No, cari medici e professionisti della maternità. Abbiamo sostenuto che non è normale che in un territorio montano di 800 kmq siano stati eliminati i servizi di assistenza al parto e con essi anche quelli alla gravidanza togliendo l’h24 di ginecologia, obbligando così le donne che hanno bisogno di un controllo a sobbarcarsi ore di automobile per tornanti di montagna o, come in questo caso, essere imbarcate in un servizio di emergenza qual è l’elisoccorso per una situazione che, come avete scritto voi, non era di urgenza/emergenza come testimonia il parto 24 ore dopo.

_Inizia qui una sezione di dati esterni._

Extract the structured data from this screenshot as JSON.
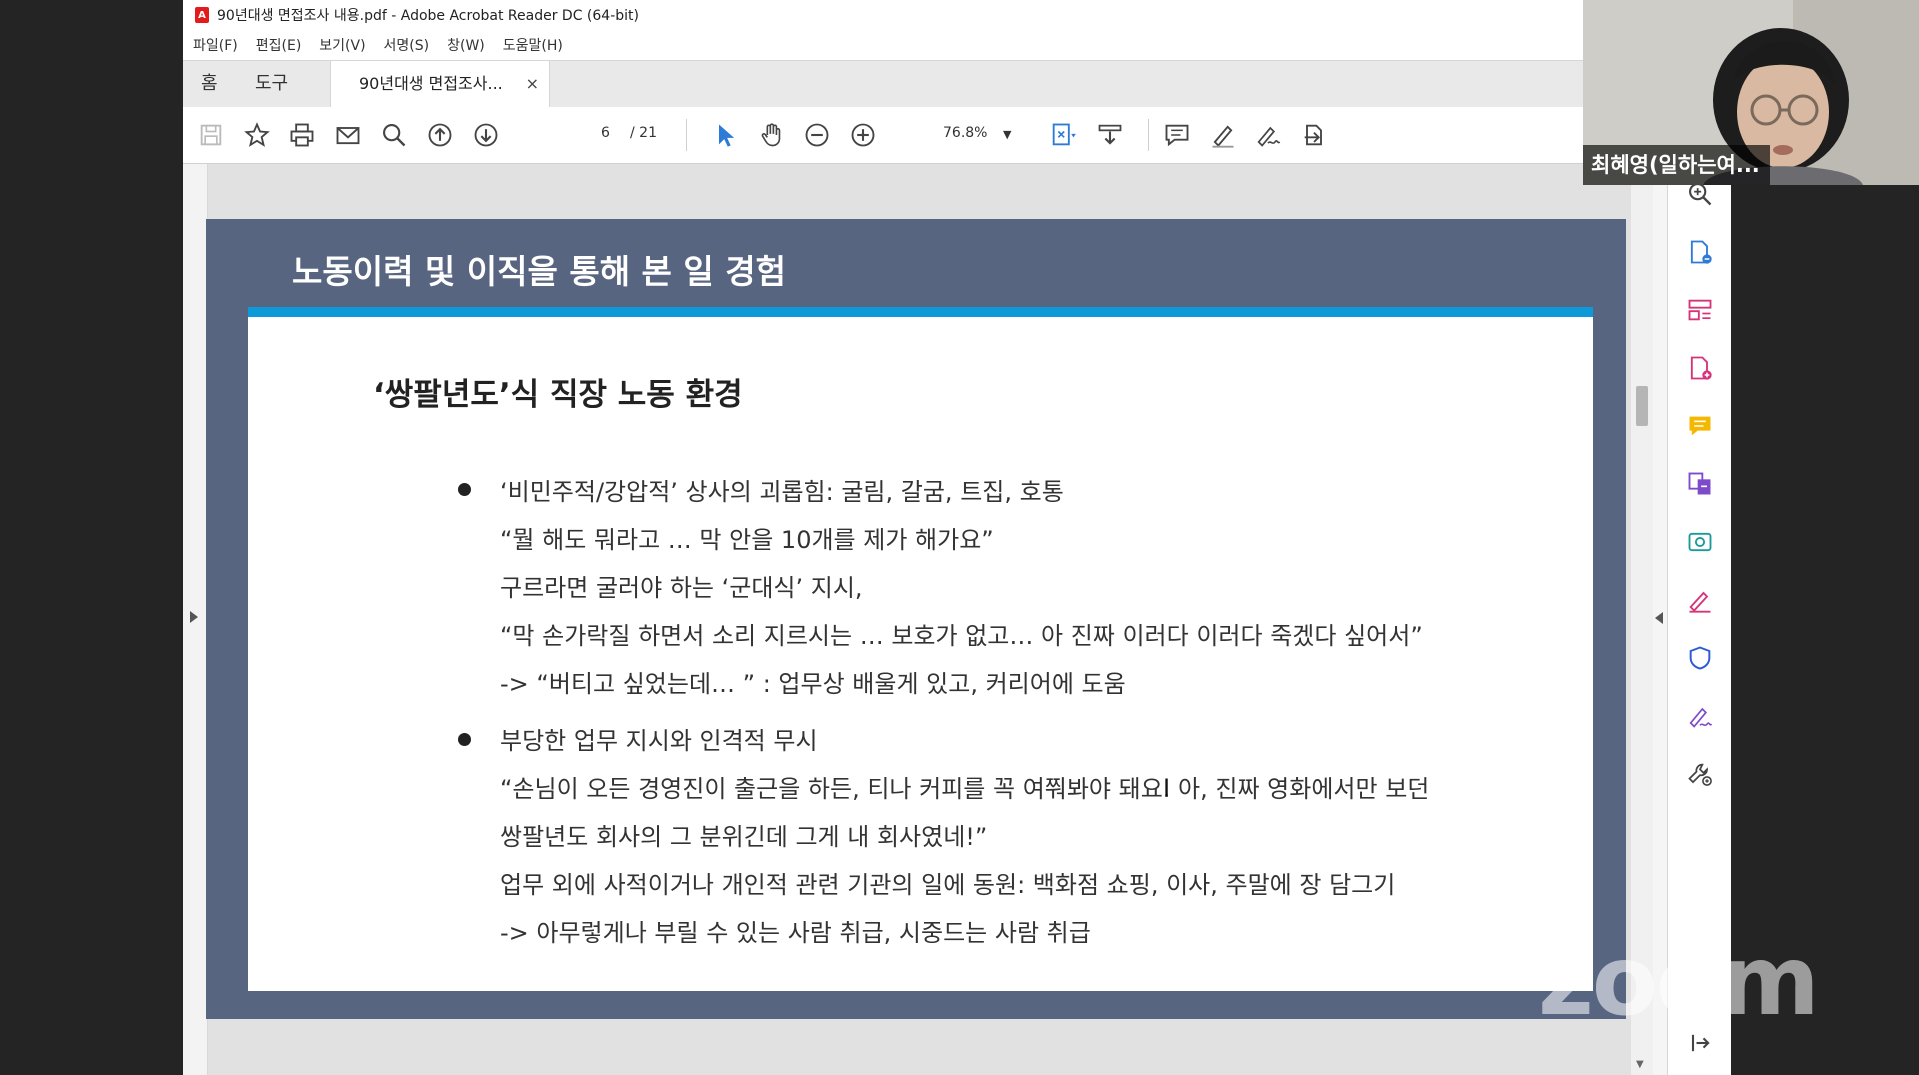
{
  "window": {
    "title": "90년대생 면접조사 내용.pdf - Adobe Acrobat Reader DC (64-bit)"
  },
  "menu": [
    "파일(F)",
    "편집(E)",
    "보기(V)",
    "서명(S)",
    "창(W)",
    "도움말(H)"
  ],
  "tabs": {
    "home": "홈",
    "tools": "도구",
    "document": "90년대생 면접조사...",
    "close": "×"
  },
  "toolbar": {
    "page_current": "6",
    "page_total": "/ 21",
    "zoom": "76.8%",
    "icons": [
      "save-icon",
      "star-icon",
      "print-icon",
      "mail-icon",
      "search-icon",
      "page-up-icon",
      "page-down-icon",
      "select-pointer-icon",
      "hand-icon",
      "zoom-out-icon",
      "zoom-in-icon",
      "fit-page-icon",
      "scroll-mode-icon",
      "comment-icon",
      "highlight-pen-icon",
      "sign-icon",
      "share-icon"
    ]
  },
  "slide": {
    "title": "노동이력 및 이직을 통해 본 일 경험",
    "heading": "‘쌍팔년도’식 직장 노동 환경",
    "bullet1": [
      "‘비민주적/강압적’ 상사의 괴롭힘: 굴림, 갈굼, 트집, 호통",
      "“뭘 해도 뭐라고 … 막 안을 10개를 제가 해가요”",
      "구르라면 굴러야 하는 ‘군대식’ 지시,",
      " “막 손가락질 하면서 소리 지르시는 … 보호가 없고… 아 진짜 이러다 이러다 죽겠다 싶어서”",
      "-> “버티고 싶었는데… ” : 업무상 배울게 있고, 커리어에 도움"
    ],
    "bullet2": [
      "부당한 업무 지시와 인격적 무시",
      "“손님이 오든 경영진이 출근을 하든, 티나 커피를 꼭 여쭤봐야 돼요. 아, 진짜 영화에서만 보던",
      "쌍팔년도 회사의 그 분위긴데 그게 내 회사였네!”",
      " 업무 외에 사적이거나 개인적 관련 기관의 일에 동원: 백화점 쇼핑, 이사, 주말에 장 담그기",
      "-> 아무렇게나 부릴 수 있는 사람 취급, 시중드는 사람 취급"
    ]
  },
  "right_pane_icons": [
    "zoom-tool-icon",
    "export-pdf-icon",
    "organize-pages-icon",
    "create-pdf-icon",
    "comment-tool-icon",
    "combine-files-icon",
    "send-review-icon",
    "fill-sign-icon",
    "protect-icon",
    "signature-icon",
    "more-tools-icon",
    "collapse-pane-icon"
  ],
  "zoom_overlay": {
    "participant_name": "최혜영(일하는여...",
    "logo": "zoom"
  },
  "colors": {
    "slide_background": "#586580",
    "accent_bar": "#0e9ad9",
    "acrobat_red": "#e21c1c",
    "tool_blue": "#2d7bd6",
    "tool_pink": "#d6347a",
    "tool_purple": "#7d4bc9"
  }
}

Abbiamo detto che se il PN del Sant’Anna fosse stato aperto, il controllo di mezzanotte per contrazioni lo avrebbero fatto lì anziché andare fino a Reggio e ci siamo chiesti se questi trasporti difficili abbiano inciso sulle perdite subite dalla gestante.

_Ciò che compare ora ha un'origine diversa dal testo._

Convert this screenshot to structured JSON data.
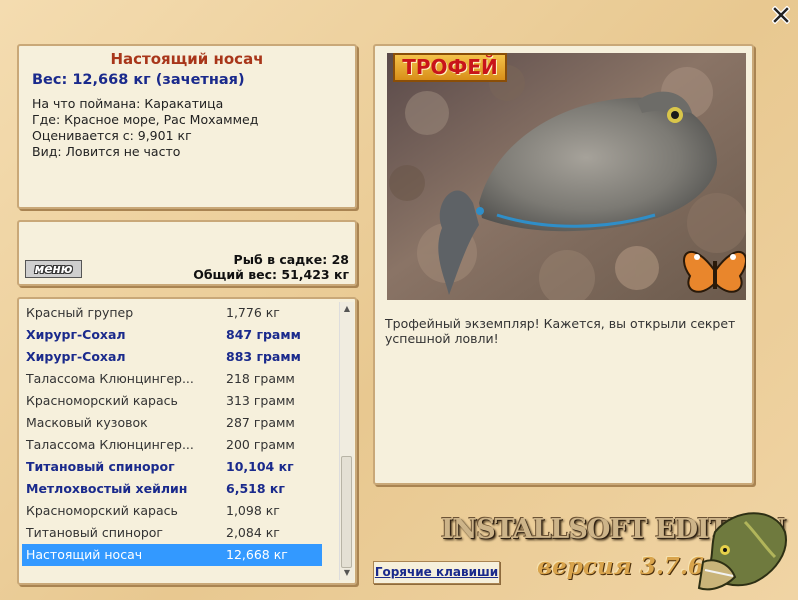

Abbiamo aspramente criticato la sostituzione di un servizio di assistenza sul territorio con un servizio di trasporto di emergenza, trasformando l’umanità del parto nella disumanità di un servizio da spedizioniere.

Abbiamo ricordato che prima di questa deportazione forzata le donne partorivano in sicurezza nel centro pienamente attrezzato e rispondente agli standard di sicurezza di Castelnovo Monti, e nel caso di parti con prematuri non programmati quindi d’emergenza, poiché quelli programmati erano comunque destinati agli Hub, la donna ed il bambino avevano i professionisti e i servizi necessari per garantire loro la sicurezza.

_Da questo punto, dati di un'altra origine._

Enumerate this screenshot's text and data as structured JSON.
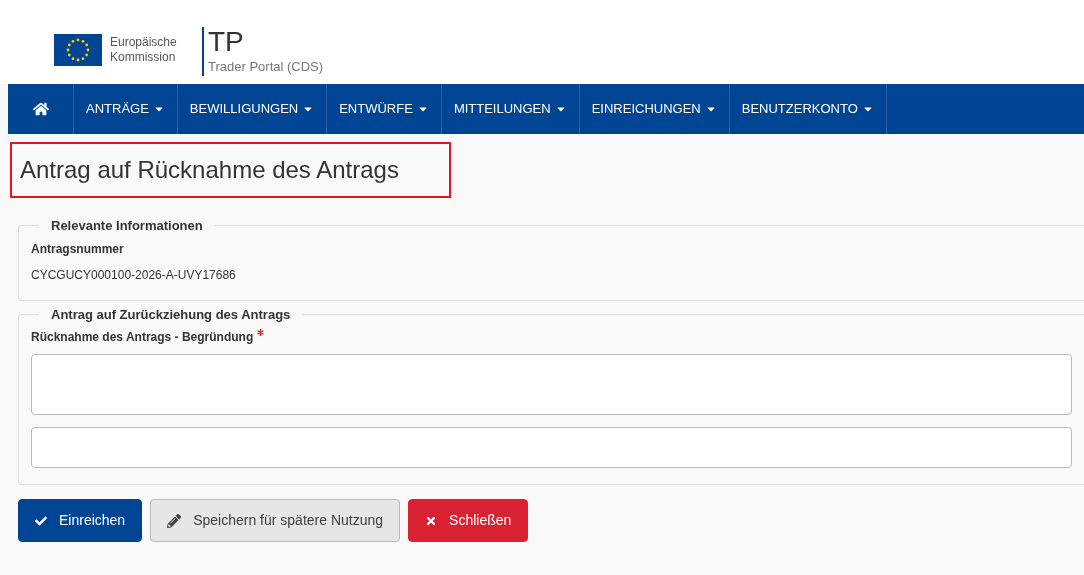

Abbiamo inoltre ribadito che le donne di montagna, anche se sono una minoranza, hanno gli stessi diritti alla sicurezza delle donne in pianura e proprio non ci spieghiamo perché dei 4 punti nascita rimasti aperti in provincia, tutti in pianura, solo 1 risponda alla richiesta del numero minimo di parti e solo quello stesso sia dotato del reparto di terapia intensiva neonatale. Se avete fatto il tifo, tutti quanti uniti, per chiudere l’unico punto nascita di montagna perché la scienza che avete evocato lo condannava alla irrimediabile insicurezza, perché invece non dite niente degli altri tre che presentano le stesse caratteristiche del Sant’Anna?

Cari professionisti, rimandiamo al mittente le infamanti accuse che ci avete rivolto nell’intento di chiuderci la bocca ed intimidire l’opinione pubblica ed i vostri colleghi medici a voi non ossequienti, quando avete detto: “…si sta superando il limite… registriamo accuse infondate contro il sistema sanitario reggiano… la polemica politica ha valicato i confini dell’onestà culturale… riteniamo inaccettabili affermazioni prive di fondamento scientifico, errate, rischiose… il silenzio assordante degli esperti dei comitati… campagna diffamatrice… insinuare dubbi sulla correttezza e appropriatezza del nostro operato… incide negativamente sul rapporto di fiducia coi nostri assistiti…”.

Soprattutto rimandiamo al mittente “chiediamo maggior rispetto ed una informazione corretta e scientificamente valida…”, crediamo che il rispetto e la informazione corretta siano dovuti prima di tutto alle donne ed ai bambini della montagna.